In a typical year, any form of holiday would be an exciting time for retailers and food and drink businesses. Whether it’s Christmas, the end of Ramadan, or Diwali, these holidays incite people to shop for gifts and indulge in celebratory meals and drinks. As a result, the economy is typically booming during times of festivity; however, the unique circumstances of recent years have meant that retailers and food and drink establishments have been struggling all year round.
2020 saw the world being shaken by the global pandemic, forcing these establishments to close their doors, furlough their staff, and refrain from making profits. Finally, we emerged from the other side of the pandemic, but we fell straight into a spiral of supply chain issues. Since then, we’re currently in the midst of a cost-of-living crisis, leaving people unable to shop, eat, and drink to the extent they did in previous years.
Retail Holiday Shopping
During November and December, shoppers across the USA anticipate the arrival of Christmas. From this, these months can actually account for as much as a quarter of annual sales in specialty retailers and department stores.

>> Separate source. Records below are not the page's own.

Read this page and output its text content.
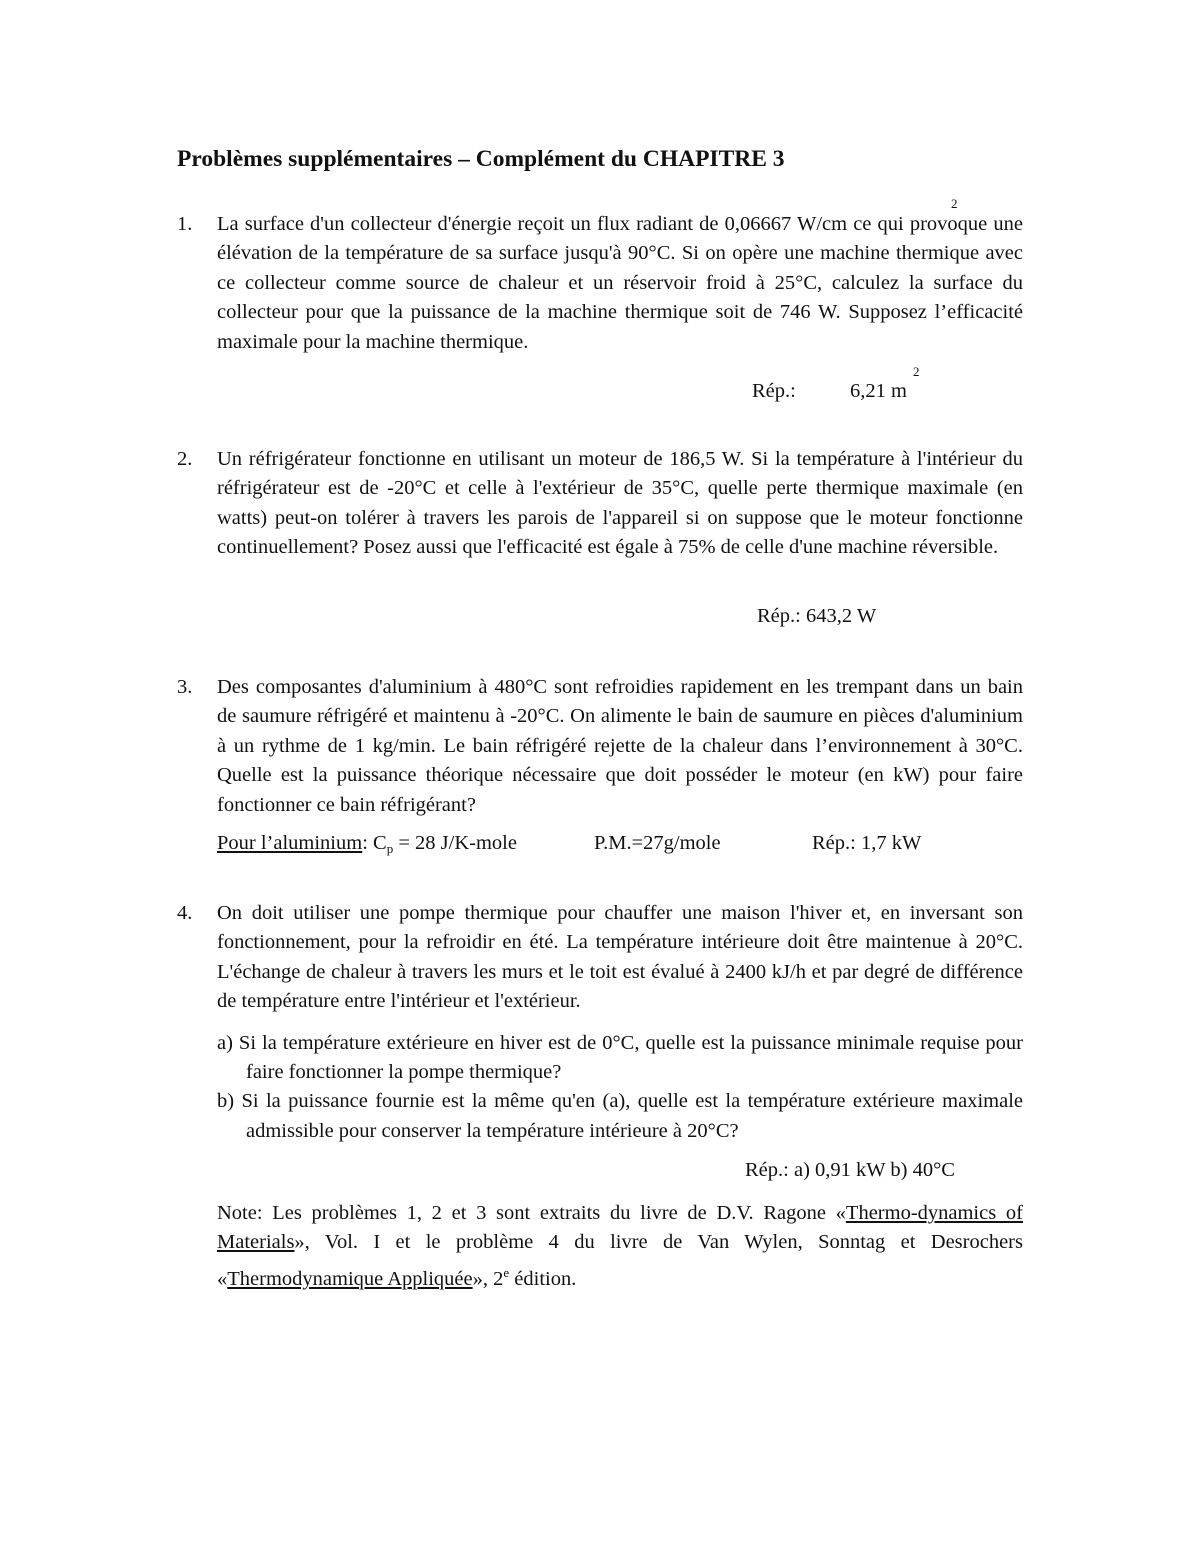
Problèmes supplémentaires – Complément du CHAPITRE 3
1. La surface d'un collecteur d'énergie reçoit un flux radiant de 0,06667 W/cm ce qui provoque une élévation de la température de sa surface jusqu'à 90°C. Si on opère une machine thermique avec ce collecteur comme source de chaleur et un réservoir froid à 25°C, calculez la surface du collecteur pour que la puissance de la machine thermique soit de 746 W. Supposez l’efficacité maximale pour la machine thermique.
2
Rép.:	6,21 m
2
2. Un réfrigérateur fonctionne en utilisant un moteur de 186,5 W. Si la température à l'intérieur du réfrigérateur est de -20°C et celle à l'extérieur de 35°C, quelle perte thermique maximale (en watts) peut-on tolérer à travers les parois de l'appareil si on suppose que le moteur fonctionne continuellement? Posez aussi que l'efficacité est égale à 75% de celle d'une machine réversible.
Rép.: 643,2 W
3. Des composantes d'aluminium à 480°C sont refroidies rapidement en les trempant dans un bain de saumure réfrigéré et maintenu à -20°C. On alimente le bain de saumure en pièces d'aluminium à un rythme de 1 kg/min. Le bain réfrigéré rejette de la chaleur dans l’environnement à 30°C. Quelle est la puissance théorique nécessaire que doit posséder le moteur (en kW) pour faire fonctionner ce bain réfrigérant?
Pour l’aluminium: $C_p = 28$ J/K-mole	P.M.=27g/mole	Rép.: 1,7 kW
4. On doit utiliser une pompe thermique pour chauffer une maison l'hiver et, en inversant son fonctionnement, pour la refroidir en été. La température intérieure doit être maintenue à 20°C. L'échange de chaleur à travers les murs et le toit est évalué à 2400 kJ/h et par degré de différence de température entre l'intérieur et l'extérieur.
a) Si la température extérieure en hiver est de 0°C, quelle est la puissance minimale requise pour faire fonctionner la pompe thermique?
b) Si la puissance fournie est la même qu'en (a), quelle est la température extérieure maximale admissible pour conserver la température intérieure à 20°C?
Rép.: a) 0,91 kW b) 40°C
Note: Les problèmes 1, 2 et 3 sont extraits du livre de D.V. Ragone «Thermo-dynamics of Materials», Vol. I et le problème 4 du livre de Van Wylen, Sonntag et Desrochers «Thermodynamique Appliquée», 2e édition.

In order to keep up with the demand, retailers order their seasonal merchandise many months in advance, leaving many retailers overspending as people aren’t willing to spend with abandon amid the current financial circumstances.
During the pandemic, the largest retailers were able to keep afloat with online shopping orders being higher than they ever have been. What’s more, with the money that people were saving by being restricted to their homes, they were happy to spend a little more on presents. Consequently, inventory for these retailers was low, resulting in fewer discounts.
This year, we’re likely to see the opposite effect: as people are forced to spend extortionate amounts on everyday goods and services, their holiday shopping decisions have shifted. In fact, as many as one in five holiday shoppers will spend less this season due to a changing economic situation. From this, retailers are forced to adopt new habits in order to encourage purchases; this means refining their call to action and offering more discounts. Despite this, discounts chip away at the profit margins for these businesses, leading to a negative impact on the economy.
Selling in a Broken Economy
Unfortunately, any business that sells things is set to suffer this coming holiday season, with inflation rates reaching an all time high. Quite simply, the shelves are filled with items that shoppers no longer want, and this lack of turnover will ultimately result in many companies closing their doors.
In order to cut costs, the biggest companies are freezing hiring and laying off large chunks of their employees. For the remainder of the year, Amazon is no longer hiring corporate individuals for its retail business while Peloton is conducting its fourth round of job cuts in which 12 percent of its workforce is being made redundant. Meanwhile, FedEx is closing its stores and freezing hiring, while Walmart will be recruiting fewer seasonal workers and Gap revokes 500 corporate positions.
What Will 2023 Look Like?
It would be nice to say that the only way is up from here, but it’s set to get worse before it gets better. Retailers are prepared for a disappointing holiday season, influencing them to reassess their business strategies, restructure their companies, and ultimately lay off more staff in the upcoming year.
The entire world is attempting to reset, and retailers are no exception. Foot traffic in retail environments still hasn’t been restored to pre-pandemic levels, and it’s looking unlikely that it will return to this extent. To this day, foot traffic in brick-and-mortar stores is down by as much as 8.8 percent, even though the restrictions of the pandemic are well and truly behind us.
During the pandemic, though, the lack of footfall was made up for by an increase in online sales; however, this isn’t the case for the upcoming holiday season. As a result, we can expect to see a more promotional market this holiday season that leads into 2023 in an attempt to entice shoppers to spend. Essentially, the economic situation is set to be unpredictable for some time.